Afghan war review shows tilt to hitting militants
Last Updated: Thursday, December 16, 2010, 15:48
Bagram Air Field: The latest White House review of the war in Afghanistan to be released on Thursday will show that coalition forces have relied heavily on air strikes and night raids against insurgents as part of the overall strategy, US and NATO officials said.

The emphasis on such counter terror operations aimed at killing and capturing militants could reflect the difficulties the US military has faced in carrying out the other, main part of its strategy, known in military parlance as counter insurgency, or COIN to clear the enemy out of a particular territory, then focus on holding and developing it to win over the local Afghan population.

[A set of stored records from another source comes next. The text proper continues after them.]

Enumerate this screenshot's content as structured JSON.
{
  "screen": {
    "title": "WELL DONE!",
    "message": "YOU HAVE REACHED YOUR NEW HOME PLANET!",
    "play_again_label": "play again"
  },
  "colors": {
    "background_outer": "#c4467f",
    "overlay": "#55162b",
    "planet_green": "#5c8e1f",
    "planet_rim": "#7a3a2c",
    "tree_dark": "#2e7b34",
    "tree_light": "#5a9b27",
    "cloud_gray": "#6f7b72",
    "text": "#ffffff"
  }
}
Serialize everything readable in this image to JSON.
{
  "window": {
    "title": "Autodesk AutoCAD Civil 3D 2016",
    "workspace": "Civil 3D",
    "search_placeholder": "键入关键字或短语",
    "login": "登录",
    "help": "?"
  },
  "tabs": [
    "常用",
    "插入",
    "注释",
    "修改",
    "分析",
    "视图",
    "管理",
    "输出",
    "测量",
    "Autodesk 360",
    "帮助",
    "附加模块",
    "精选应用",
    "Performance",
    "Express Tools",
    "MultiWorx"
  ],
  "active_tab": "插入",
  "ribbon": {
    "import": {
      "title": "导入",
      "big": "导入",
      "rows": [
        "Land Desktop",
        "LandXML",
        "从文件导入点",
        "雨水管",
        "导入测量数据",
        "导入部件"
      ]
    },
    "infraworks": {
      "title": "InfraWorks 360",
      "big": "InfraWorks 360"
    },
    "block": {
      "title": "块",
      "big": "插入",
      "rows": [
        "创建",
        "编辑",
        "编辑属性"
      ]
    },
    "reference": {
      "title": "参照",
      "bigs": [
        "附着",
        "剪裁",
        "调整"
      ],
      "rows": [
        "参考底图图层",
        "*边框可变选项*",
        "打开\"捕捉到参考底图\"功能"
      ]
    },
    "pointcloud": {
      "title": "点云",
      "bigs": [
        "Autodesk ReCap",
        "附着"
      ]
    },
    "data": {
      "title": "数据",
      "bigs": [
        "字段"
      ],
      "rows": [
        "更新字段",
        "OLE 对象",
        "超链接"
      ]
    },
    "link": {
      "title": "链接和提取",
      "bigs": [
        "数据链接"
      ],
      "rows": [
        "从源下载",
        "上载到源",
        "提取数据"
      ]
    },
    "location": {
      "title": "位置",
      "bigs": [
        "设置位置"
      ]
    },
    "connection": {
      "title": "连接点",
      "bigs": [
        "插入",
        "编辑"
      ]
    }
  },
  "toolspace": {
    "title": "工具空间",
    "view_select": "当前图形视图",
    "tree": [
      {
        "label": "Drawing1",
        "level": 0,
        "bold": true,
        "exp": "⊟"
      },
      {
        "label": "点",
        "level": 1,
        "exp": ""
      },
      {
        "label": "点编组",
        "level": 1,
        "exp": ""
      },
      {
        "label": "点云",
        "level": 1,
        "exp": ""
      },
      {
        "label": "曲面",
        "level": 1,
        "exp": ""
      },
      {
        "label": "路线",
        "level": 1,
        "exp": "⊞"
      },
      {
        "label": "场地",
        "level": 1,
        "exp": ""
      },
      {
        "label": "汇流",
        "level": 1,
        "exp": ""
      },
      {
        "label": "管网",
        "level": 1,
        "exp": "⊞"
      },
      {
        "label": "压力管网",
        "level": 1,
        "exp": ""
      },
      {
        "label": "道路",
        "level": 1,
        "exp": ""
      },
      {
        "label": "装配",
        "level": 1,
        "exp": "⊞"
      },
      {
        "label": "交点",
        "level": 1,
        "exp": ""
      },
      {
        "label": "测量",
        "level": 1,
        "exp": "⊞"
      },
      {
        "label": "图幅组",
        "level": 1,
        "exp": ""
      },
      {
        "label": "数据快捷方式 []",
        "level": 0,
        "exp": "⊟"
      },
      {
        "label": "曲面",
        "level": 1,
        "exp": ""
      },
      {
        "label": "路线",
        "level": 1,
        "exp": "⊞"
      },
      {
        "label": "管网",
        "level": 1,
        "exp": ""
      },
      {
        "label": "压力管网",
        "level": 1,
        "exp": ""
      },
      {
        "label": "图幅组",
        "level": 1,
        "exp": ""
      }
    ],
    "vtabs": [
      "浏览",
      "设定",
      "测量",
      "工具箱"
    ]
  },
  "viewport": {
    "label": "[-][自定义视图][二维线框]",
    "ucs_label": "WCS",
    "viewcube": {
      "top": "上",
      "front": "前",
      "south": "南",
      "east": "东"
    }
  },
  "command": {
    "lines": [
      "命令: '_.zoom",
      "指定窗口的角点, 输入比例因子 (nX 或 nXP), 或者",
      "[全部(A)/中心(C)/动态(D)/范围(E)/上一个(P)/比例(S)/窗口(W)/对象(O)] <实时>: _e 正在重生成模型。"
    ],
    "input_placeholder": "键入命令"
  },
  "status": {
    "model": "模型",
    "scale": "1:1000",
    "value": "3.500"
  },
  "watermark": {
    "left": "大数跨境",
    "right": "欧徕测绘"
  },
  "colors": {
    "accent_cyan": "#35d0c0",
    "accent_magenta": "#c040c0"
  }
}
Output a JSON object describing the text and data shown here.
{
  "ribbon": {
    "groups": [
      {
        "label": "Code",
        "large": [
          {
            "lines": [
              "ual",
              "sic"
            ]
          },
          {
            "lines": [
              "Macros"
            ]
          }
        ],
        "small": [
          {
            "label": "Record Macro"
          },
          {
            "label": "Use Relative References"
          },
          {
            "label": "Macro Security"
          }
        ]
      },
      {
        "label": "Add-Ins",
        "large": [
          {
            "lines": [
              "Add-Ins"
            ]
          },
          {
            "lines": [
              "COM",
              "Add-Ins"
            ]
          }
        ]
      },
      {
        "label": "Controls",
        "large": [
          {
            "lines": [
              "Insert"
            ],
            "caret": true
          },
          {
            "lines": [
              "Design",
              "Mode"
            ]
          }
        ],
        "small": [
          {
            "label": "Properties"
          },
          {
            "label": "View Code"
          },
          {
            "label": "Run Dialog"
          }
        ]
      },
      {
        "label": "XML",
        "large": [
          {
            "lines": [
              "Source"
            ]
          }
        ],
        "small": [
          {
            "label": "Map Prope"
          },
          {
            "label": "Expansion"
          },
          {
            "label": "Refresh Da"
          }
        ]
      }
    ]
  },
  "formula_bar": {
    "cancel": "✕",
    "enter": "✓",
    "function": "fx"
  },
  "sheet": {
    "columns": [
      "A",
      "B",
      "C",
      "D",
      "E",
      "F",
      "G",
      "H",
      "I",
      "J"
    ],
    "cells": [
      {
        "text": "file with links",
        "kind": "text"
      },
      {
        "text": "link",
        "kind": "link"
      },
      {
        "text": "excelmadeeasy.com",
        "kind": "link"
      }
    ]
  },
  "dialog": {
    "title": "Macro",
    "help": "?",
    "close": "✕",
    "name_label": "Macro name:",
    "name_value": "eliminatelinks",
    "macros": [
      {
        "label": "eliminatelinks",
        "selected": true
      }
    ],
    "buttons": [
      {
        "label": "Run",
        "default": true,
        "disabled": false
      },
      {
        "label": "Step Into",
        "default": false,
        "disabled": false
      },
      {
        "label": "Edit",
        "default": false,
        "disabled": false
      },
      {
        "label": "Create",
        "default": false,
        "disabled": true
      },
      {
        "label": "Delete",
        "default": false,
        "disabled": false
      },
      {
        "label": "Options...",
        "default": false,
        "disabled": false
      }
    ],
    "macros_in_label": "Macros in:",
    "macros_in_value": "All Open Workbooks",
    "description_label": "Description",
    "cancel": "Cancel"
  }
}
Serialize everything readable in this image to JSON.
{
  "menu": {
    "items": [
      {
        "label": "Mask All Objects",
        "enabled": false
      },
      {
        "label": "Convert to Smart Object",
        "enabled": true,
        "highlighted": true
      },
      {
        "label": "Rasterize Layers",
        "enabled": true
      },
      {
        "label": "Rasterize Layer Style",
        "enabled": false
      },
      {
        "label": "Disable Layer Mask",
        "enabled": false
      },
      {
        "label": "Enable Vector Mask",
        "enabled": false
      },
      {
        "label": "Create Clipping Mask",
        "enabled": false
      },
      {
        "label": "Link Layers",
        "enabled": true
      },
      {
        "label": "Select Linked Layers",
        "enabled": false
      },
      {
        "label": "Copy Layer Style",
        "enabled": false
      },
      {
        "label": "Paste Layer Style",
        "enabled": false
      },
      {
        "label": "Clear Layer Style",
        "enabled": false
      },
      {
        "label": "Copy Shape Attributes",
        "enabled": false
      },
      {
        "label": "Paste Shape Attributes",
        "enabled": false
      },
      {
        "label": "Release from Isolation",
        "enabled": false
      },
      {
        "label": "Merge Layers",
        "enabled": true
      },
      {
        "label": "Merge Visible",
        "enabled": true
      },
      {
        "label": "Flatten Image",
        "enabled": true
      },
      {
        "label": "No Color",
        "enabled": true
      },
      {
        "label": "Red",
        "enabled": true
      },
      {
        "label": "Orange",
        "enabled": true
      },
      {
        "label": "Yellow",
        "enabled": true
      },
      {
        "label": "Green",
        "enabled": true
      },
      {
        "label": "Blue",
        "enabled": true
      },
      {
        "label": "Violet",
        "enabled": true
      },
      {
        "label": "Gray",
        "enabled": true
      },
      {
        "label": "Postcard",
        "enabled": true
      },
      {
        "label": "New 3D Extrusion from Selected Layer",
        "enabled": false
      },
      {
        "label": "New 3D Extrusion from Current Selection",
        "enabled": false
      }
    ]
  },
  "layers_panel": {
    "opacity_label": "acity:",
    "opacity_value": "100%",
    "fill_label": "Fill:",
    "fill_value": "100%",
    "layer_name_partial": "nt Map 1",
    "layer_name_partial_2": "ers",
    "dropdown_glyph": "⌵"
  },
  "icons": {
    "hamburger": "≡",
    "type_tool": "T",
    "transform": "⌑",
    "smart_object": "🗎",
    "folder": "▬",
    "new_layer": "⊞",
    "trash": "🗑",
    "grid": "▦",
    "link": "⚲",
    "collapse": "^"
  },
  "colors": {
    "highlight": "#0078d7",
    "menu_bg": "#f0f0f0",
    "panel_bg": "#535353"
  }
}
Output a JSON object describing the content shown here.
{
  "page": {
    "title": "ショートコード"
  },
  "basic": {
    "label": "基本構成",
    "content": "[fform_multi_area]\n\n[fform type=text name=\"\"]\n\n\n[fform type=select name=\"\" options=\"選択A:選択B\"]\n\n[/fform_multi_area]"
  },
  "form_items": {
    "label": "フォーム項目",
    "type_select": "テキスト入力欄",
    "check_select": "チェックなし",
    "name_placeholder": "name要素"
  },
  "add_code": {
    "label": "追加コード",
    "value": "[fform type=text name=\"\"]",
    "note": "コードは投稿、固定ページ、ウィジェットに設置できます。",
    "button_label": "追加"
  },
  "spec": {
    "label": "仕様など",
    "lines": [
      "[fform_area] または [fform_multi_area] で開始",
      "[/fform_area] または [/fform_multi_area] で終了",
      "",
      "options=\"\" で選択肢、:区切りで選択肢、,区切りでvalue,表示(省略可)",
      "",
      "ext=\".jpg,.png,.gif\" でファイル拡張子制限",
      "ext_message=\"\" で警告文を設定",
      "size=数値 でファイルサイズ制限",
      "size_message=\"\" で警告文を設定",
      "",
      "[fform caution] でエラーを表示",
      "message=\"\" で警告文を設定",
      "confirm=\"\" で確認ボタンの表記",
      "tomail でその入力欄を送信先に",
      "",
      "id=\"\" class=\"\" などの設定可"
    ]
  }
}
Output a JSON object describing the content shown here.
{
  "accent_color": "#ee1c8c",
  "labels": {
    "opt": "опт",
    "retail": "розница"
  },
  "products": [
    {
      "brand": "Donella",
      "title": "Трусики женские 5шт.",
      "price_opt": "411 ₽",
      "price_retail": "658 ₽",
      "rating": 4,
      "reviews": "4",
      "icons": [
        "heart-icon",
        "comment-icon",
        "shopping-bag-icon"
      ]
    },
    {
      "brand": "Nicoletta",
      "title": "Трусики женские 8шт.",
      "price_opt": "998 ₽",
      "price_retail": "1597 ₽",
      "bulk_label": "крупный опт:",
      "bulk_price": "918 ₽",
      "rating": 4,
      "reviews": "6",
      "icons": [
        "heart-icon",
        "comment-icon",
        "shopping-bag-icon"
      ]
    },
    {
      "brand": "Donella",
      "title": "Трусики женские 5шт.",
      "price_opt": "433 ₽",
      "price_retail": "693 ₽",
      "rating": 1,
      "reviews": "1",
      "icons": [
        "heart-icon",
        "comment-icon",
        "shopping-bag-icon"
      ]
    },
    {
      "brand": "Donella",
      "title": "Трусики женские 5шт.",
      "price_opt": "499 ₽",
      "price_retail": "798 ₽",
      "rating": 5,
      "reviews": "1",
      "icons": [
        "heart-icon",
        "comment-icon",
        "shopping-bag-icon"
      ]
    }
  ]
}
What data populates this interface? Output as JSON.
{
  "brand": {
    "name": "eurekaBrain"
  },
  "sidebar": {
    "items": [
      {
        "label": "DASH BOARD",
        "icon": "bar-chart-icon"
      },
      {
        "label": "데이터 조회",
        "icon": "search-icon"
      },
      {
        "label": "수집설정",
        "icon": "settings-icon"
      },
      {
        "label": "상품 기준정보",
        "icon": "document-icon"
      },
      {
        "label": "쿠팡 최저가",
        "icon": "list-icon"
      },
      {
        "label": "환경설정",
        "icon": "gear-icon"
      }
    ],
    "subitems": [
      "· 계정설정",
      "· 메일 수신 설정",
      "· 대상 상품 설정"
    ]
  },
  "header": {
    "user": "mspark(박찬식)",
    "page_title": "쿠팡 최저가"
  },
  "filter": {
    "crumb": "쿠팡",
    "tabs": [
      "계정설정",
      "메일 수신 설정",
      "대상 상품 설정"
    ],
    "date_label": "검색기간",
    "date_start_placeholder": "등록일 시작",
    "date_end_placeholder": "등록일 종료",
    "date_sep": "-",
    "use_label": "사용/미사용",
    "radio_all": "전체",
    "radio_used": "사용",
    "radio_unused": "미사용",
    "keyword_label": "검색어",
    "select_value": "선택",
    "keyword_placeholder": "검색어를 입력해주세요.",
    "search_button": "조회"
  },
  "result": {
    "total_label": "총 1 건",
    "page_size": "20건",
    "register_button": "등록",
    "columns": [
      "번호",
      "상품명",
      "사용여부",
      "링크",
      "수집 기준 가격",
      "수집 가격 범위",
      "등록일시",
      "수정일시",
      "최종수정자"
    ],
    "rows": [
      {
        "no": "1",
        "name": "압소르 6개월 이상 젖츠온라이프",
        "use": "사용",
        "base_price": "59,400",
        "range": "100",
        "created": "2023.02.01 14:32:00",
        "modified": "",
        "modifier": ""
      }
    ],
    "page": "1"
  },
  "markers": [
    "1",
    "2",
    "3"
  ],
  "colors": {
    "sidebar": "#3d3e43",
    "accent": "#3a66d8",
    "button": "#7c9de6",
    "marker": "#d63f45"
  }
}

"It may be an indication that US goals in Afghanistan and Pakistan are being narrowed from a broad COIN mission to something closer to the stated goal of disrupting and defeating al Qaeda," said Rick Nelson, a retired Navy officer who served in Afghanistan last year and is now a counter terrorism expert at the Center for Strategic and International Studies in Washington.

NATO officials say both are part of the overall strategy being employed by Gen David Petraeus, the commander of American and NATO forces in Afghanistan.

The alliance insists that at the same time that the coalition has stepped up counter terror operations, it also has increased its work to bring development and better governance to Afghanistan's 34 provinces.

But the long-awaited review of the war strategy that President Barack Obama is due fro today's release will show a greater than expected emphasis on counter terror operations, said NATO and US military officials, speaking on condition of anonymity because the review has not yet been released.

Nelson said that doesn't mean that counterinsurgency, the lifeblood of Petraeus' strategy, is being abandoned. But the shift in emphasis demonstrates that US and NATO forces ultimately need to be able to target senior Taliban and al Qaeda leaders who live in Pakistan.

"This means cutting lines of communication, interdicting supply lines, and putting pressure on safe havens across the border" in Pakistan, Nelson said.

The commander of NATO forces in eastern Afghanistan predicted yesterday heavier fighting this winter, with more militants staying in Afghanistan instead of slipping over the border into Pakistan.

Maj Gen John Campbell, commander of NATO coalition forces in eastern Afghanistan, told reporters that attacks typically decrease over the winter months, as Taliban and other insurgent foot soldiers sit out the coldest weather in hideouts on Pakistan's side of the fluid, rugged border.